Follow-up CT chest showed pericardial drain in place with decreased fluid collection. Follow-up echo after drain removal revealed left ventricular ejection fraction (LVEF) of 40–49% with small appearing RV with restricted filling with a hemodynamically significant thrombus and loculated effusion within the pericardium anteriorly and apically causing right heart compromise and respiratory variations to both the left and right heart (Figure 6) consistent with effusive constrictive pericarditis. Despite this echocardiographic finding, given his stable clinical presentation and stable echocardiographic findings, a decision was made to manage conservatively and follow up in the outpatient setting with repeat imaging and further intervention.

Pericarditis following revascularization is usually post-infarction pericarditis or a delayed autoimmune pericarditis (Dressler’s syndrome) which can be managed with colchicine and full dose Aspirin. Given that there is no entry into the pericardial space, PCI should not be associated with infections in the pericardial service. Here, we present a rare case of bacterial pericarditis complicating the hospital course of a patient following revascularization.

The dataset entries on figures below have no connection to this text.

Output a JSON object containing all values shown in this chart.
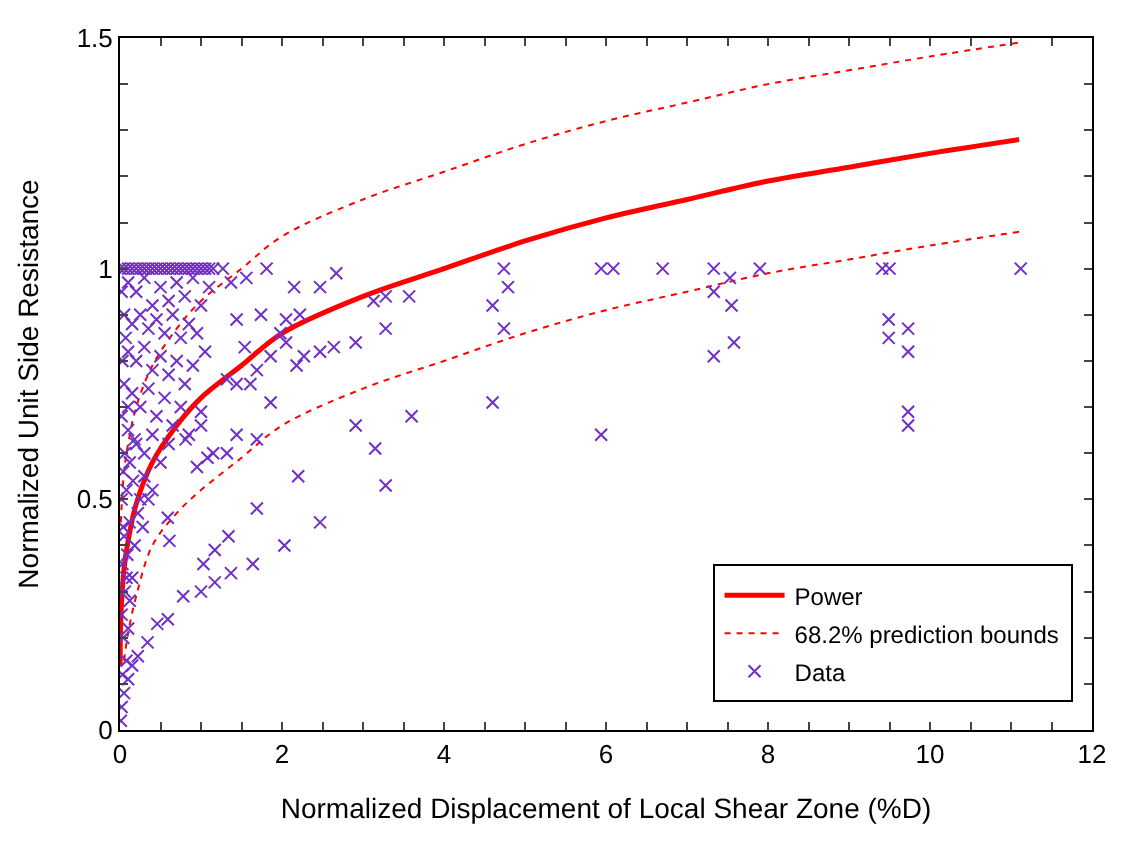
{
  "chart_data": {
    "type": "scatter",
    "xlabel": "Normalized Displacement of Local Shear Zone (%D)",
    "ylabel": "Normalized Unit Side Resistance",
    "xlim": [
      0,
      12
    ],
    "xticks": [
      0,
      {
        "value": 0.5,
        "label": null
      },
      {
        "value": 1,
        "label": null
      },
      {
        "value": 1.5,
        "label": null
      },
      2,
      {
        "value": 2.5,
        "label": null
      },
      {
        "value": 3,
        "label": null
      },
      {
        "value": 3.5,
        "label": null
      },
      4,
      {
        "value": 4.5,
        "label": null
      },
      {
        "value": 5,
        "label": null
      },
      {
        "value": 5.5,
        "label": null
      },
      6,
      {
        "value": 6.5,
        "label": null
      },
      {
        "value": 7,
        "label": null
      },
      {
        "value": 7.5,
        "label": null
      },
      8,
      {
        "value": 8.5,
        "label": null
      },
      {
        "value": 9,
        "label": null
      },
      {
        "value": 9.5,
        "label": null
      },
      10,
      {
        "value": 10.5,
        "label": null
      },
      {
        "value": 11,
        "label": null
      },
      {
        "value": 11.5,
        "label": null
      },
      12
    ],
    "ylim": [
      0,
      1.5
    ],
    "yticks": [
      0,
      {
        "value": 0.1,
        "label": null
      },
      {
        "value": 0.2,
        "label": null
      },
      {
        "value": 0.3,
        "label": null
      },
      {
        "value": 0.4,
        "label": null
      },
      0.5,
      {
        "value": 0.6,
        "label": null
      },
      {
        "value": 0.7,
        "label": null
      },
      {
        "value": 0.8,
        "label": null
      },
      {
        "value": 0.9,
        "label": null
      },
      1,
      {
        "value": 1.1,
        "label": null
      },
      {
        "value": 1.2,
        "label": null
      },
      {
        "value": 1.3,
        "label": null
      },
      {
        "value": 1.4,
        "label": null
      },
      1.5
    ],
    "legend": "bottom right",
    "series": [
      {
        "name": "Power",
        "type": "line",
        "color": "#ff0000",
        "line_style": "solid",
        "marker": "none",
        "x": [
          0.001,
          0.01,
          0.05,
          0.1,
          0.2,
          0.4,
          0.7,
          1,
          1.5,
          2,
          3,
          4,
          5,
          6,
          7,
          8,
          9,
          10,
          11.1
        ],
        "values": [
          0.14,
          0.24,
          0.35,
          0.41,
          0.49,
          0.58,
          0.66,
          0.72,
          0.79,
          0.86,
          0.94,
          1.0,
          1.06,
          1.11,
          1.15,
          1.19,
          1.22,
          1.25,
          1.28
        ]
      },
      {
        "name": "68.2% prediction bounds",
        "type": "line",
        "color": "#ff0000",
        "line_style": "dotted",
        "marker": "none",
        "x": [
          0.01,
          0.05,
          0.1,
          0.2,
          0.4,
          0.7,
          1,
          1.5,
          2,
          3,
          4,
          5,
          6,
          7,
          8,
          9,
          10,
          11.1
        ],
        "values": [
          0.45,
          0.56,
          0.62,
          0.7,
          0.79,
          0.87,
          0.93,
          1.0,
          1.07,
          1.15,
          1.21,
          1.27,
          1.32,
          1.36,
          1.4,
          1.43,
          1.46,
          1.49
        ]
      },
      {
        "type": "line",
        "color": "#ff0000",
        "line_style": "dotted",
        "marker": "none",
        "x": [
          0.05,
          0.1,
          0.2,
          0.4,
          0.7,
          1,
          1.5,
          2,
          3,
          4,
          5,
          6,
          7,
          8,
          9,
          10,
          11.1
        ],
        "values": [
          0.15,
          0.21,
          0.29,
          0.4,
          0.47,
          0.52,
          0.59,
          0.66,
          0.74,
          0.8,
          0.86,
          0.91,
          0.95,
          0.99,
          1.02,
          1.05,
          1.08
        ]
      },
      {
        "name": "Data",
        "color": "#7030c8",
        "marker": "cross",
        "x": [
          0,
          0.05,
          0.1,
          0.15,
          0.2,
          0.25,
          0.3,
          0.35,
          0.4,
          0.45,
          0.5,
          0.55,
          0.6,
          0.65,
          0.7,
          0.75,
          0.8,
          0.85,
          0.9,
          0.95,
          1.0,
          1.05,
          1.1,
          1.15,
          0.1,
          0.3,
          0.5,
          0.7,
          0.9,
          1.1,
          0.2,
          0.6,
          0.8,
          0.4,
          1.0,
          0.05,
          0.15,
          0.25,
          0.35,
          0.45,
          0.55,
          0.65,
          0.75,
          0.85,
          0.95,
          0.1,
          0.2,
          0.3,
          0.4,
          0.5,
          0.6,
          0.7,
          0.8,
          0.9,
          1.05,
          0.05,
          0.15,
          0.25,
          0.35,
          0.45,
          0.55,
          0.65,
          0.75,
          0.1,
          0.2,
          0.3,
          0.4,
          0.5,
          0.6,
          0.85,
          1.15,
          0.95,
          0.02,
          0.05,
          0.03,
          0.08,
          0.04,
          0.1,
          0.02,
          0.12,
          0.06,
          0.15,
          0.03,
          0.09,
          0.18,
          0.05,
          0.12,
          0.22,
          0.02,
          0.08,
          0.16,
          0.25,
          0.04,
          0.12,
          0.3,
          0.06,
          0.18,
          0.02,
          0.1,
          0.03,
          0.07,
          0.02,
          0.01,
          0.04,
          0.08,
          0.35,
          0.4,
          0.28,
          1.86,
          2.2,
          3.28,
          3.15,
          2.91,
          3.6,
          2.47,
          1.69,
          2.03,
          1.64,
          1.34,
          1.17,
          1.03,
          1.37,
          1.17,
          1.0,
          0.78,
          0.59,
          0.46,
          0.34,
          0.22,
          0.15,
          0.1,
          0.61,
          0.59,
          1.08,
          1.32,
          1.69,
          1.44,
          1.0,
          0.81,
          1.0,
          1.44,
          1.61,
          1.32,
          1.69,
          1.86,
          1.54,
          1.44,
          1.74,
          1.98,
          2.05,
          2.18,
          2.22,
          2.47,
          2.64,
          2.91,
          3.13,
          3.28,
          3.28,
          2.67,
          2.47,
          2.15,
          1.81,
          1.56,
          1.37,
          1.27,
          3.57,
          2.05,
          2.27,
          4.74,
          5.94,
          6.09,
          6.7,
          7.33,
          7.9,
          9.41,
          9.5,
          11.12,
          7.53,
          7.33,
          4.79,
          4.6,
          4.74,
          7.55,
          9.49,
          9.73,
          9.49,
          9.73,
          7.33,
          7.58,
          4.6,
          5.94,
          9.73,
          9.73
        ],
        "values": [
          1,
          1,
          1,
          1,
          1,
          1,
          1,
          1,
          1,
          1,
          1,
          1,
          1,
          1,
          1,
          1,
          1,
          1,
          1,
          1,
          1,
          1,
          1,
          1,
          0.97,
          0.98,
          0.96,
          0.97,
          0.98,
          0.96,
          0.95,
          0.93,
          0.94,
          0.92,
          0.92,
          0.9,
          0.88,
          0.9,
          0.87,
          0.89,
          0.86,
          0.9,
          0.85,
          0.88,
          0.86,
          0.82,
          0.8,
          0.83,
          0.78,
          0.81,
          0.77,
          0.8,
          0.75,
          0.79,
          0.82,
          0.75,
          0.73,
          0.7,
          0.74,
          0.68,
          0.72,
          0.66,
          0.7,
          0.65,
          0.62,
          0.6,
          0.64,
          0.58,
          0.62,
          0.64,
          0.6,
          0.57,
          0.05,
          0.08,
          0.12,
          0.15,
          0.2,
          0.22,
          0.25,
          0.28,
          0.3,
          0.33,
          0.36,
          0.38,
          0.4,
          0.42,
          0.45,
          0.47,
          0.5,
          0.52,
          0.54,
          0.5,
          0.56,
          0.58,
          0.55,
          0.6,
          0.63,
          0.68,
          0.7,
          0.8,
          0.85,
          0.95,
          0.02,
          0.44,
          0.33,
          0.5,
          0.52,
          0.44,
          0.71,
          0.55,
          0.53,
          0.61,
          0.66,
          0.68,
          0.45,
          0.48,
          0.4,
          0.36,
          0.42,
          0.39,
          0.36,
          0.34,
          0.32,
          0.3,
          0.29,
          0.24,
          0.23,
          0.19,
          0.16,
          0.14,
          0.11,
          0.41,
          0.46,
          0.59,
          0.6,
          0.63,
          0.64,
          0.66,
          0.63,
          0.69,
          0.75,
          0.75,
          0.76,
          0.78,
          0.81,
          0.83,
          0.89,
          0.9,
          0.86,
          0.84,
          0.79,
          0.9,
          0.82,
          0.83,
          0.84,
          0.93,
          0.94,
          0.87,
          0.99,
          0.96,
          0.96,
          1.0,
          0.98,
          0.97,
          1.0,
          0.94,
          0.89,
          0.81,
          1,
          1,
          1,
          1,
          1,
          1,
          1,
          1,
          1,
          0.98,
          0.95,
          0.96,
          0.92,
          0.87,
          0.92,
          0.89,
          0.87,
          0.85,
          0.82,
          0.81,
          0.84,
          0.71,
          0.64,
          0.69,
          0.66
        ]
      }
    ]
  }
}
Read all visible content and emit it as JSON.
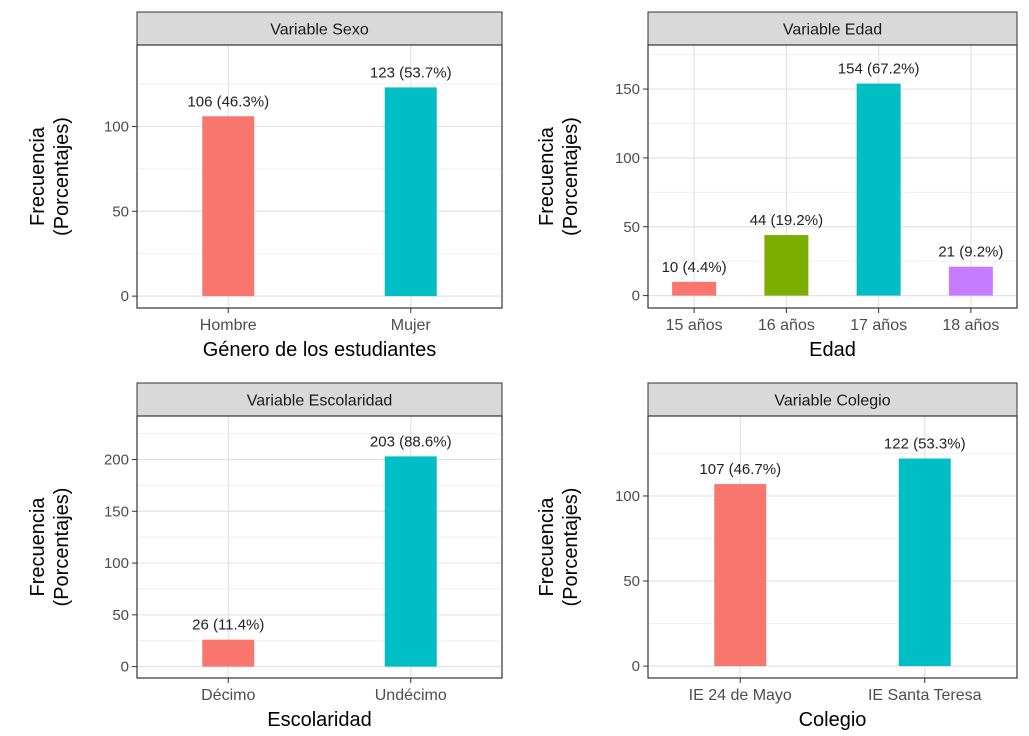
{
  "chart_data": [
    {
      "type": "bar",
      "strip_title": "Variable Sexo",
      "xlabel": "Género de los estudiantes",
      "ylabel_lines": [
        "Frecuencia",
        "(Porcentajes)"
      ],
      "categories": [
        "Hombre",
        "Mujer"
      ],
      "values": [
        106,
        123
      ],
      "labels": [
        "106 (46.3%)",
        "123 (53.7%)"
      ],
      "colors": [
        "#F8766D",
        "#00BFC4"
      ],
      "yticks": [
        0,
        50,
        100
      ],
      "ylim": [
        -7,
        148
      ],
      "grid": true
    },
    {
      "type": "bar",
      "strip_title": "Variable Edad",
      "xlabel": "Edad",
      "ylabel_lines": [
        "Frecuencia",
        "(Porcentajes)"
      ],
      "categories": [
        "15 años",
        "16 años",
        "17 años",
        "18 años"
      ],
      "values": [
        10,
        44,
        154,
        21
      ],
      "labels": [
        "10 (4.4%)",
        "44 (19.2%)",
        "154 (67.2%)",
        "21 (9.2%)"
      ],
      "colors": [
        "#F8766D",
        "#7CAE00",
        "#00BFC4",
        "#C77CFF"
      ],
      "yticks": [
        0,
        50,
        100,
        150
      ],
      "ylim": [
        -9,
        182
      ],
      "grid": true
    },
    {
      "type": "bar",
      "strip_title": "Variable Escolaridad",
      "xlabel": "Escolaridad",
      "ylabel_lines": [
        "Frecuencia",
        "(Porcentajes)"
      ],
      "categories": [
        "Décimo",
        "Undécimo"
      ],
      "values": [
        26,
        203
      ],
      "labels": [
        "26 (11.4%)",
        "203 (88.6%)"
      ],
      "colors": [
        "#F8766D",
        "#00BFC4"
      ],
      "yticks": [
        0,
        50,
        100,
        150,
        200
      ],
      "ylim": [
        -11,
        242
      ],
      "grid": true
    },
    {
      "type": "bar",
      "strip_title": "Variable Colegio",
      "xlabel": "Colegio",
      "ylabel_lines": [
        "Frecuencia",
        "(Porcentajes)"
      ],
      "categories": [
        "IE 24 de Mayo",
        "IE Santa Teresa"
      ],
      "values": [
        107,
        122
      ],
      "labels": [
        "107 (46.7%)",
        "122 (53.3%)"
      ],
      "colors": [
        "#F8766D",
        "#00BFC4"
      ],
      "yticks": [
        0,
        50,
        100
      ],
      "ylim": [
        -7,
        147
      ],
      "grid": true
    }
  ]
}
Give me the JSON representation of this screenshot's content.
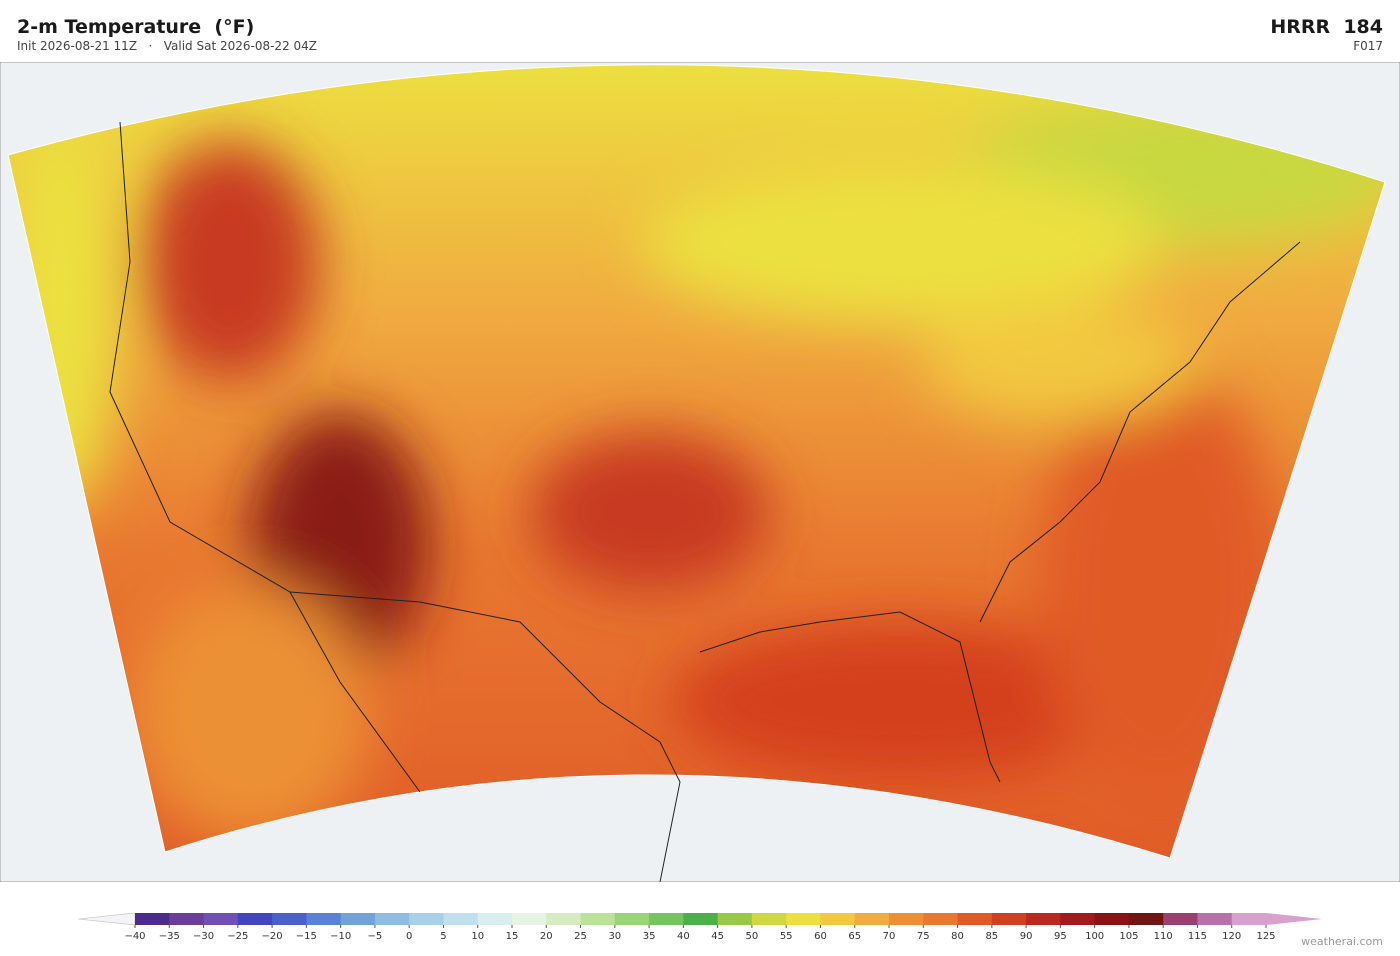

The patient improved clinically, remained hemodynamically stable and was subsequently discharged home to complete a 6-week course of Cefazolin with close outpatient follow-up with cardiology, cardiothoracic surgery, and infectious disease. Following discharge, the patient was evaluated in the outpatient setting by his primary care physician, infectious disease and cardiology. He was symptom-free with CRP <1 mg/L and ESR 11 mm/h.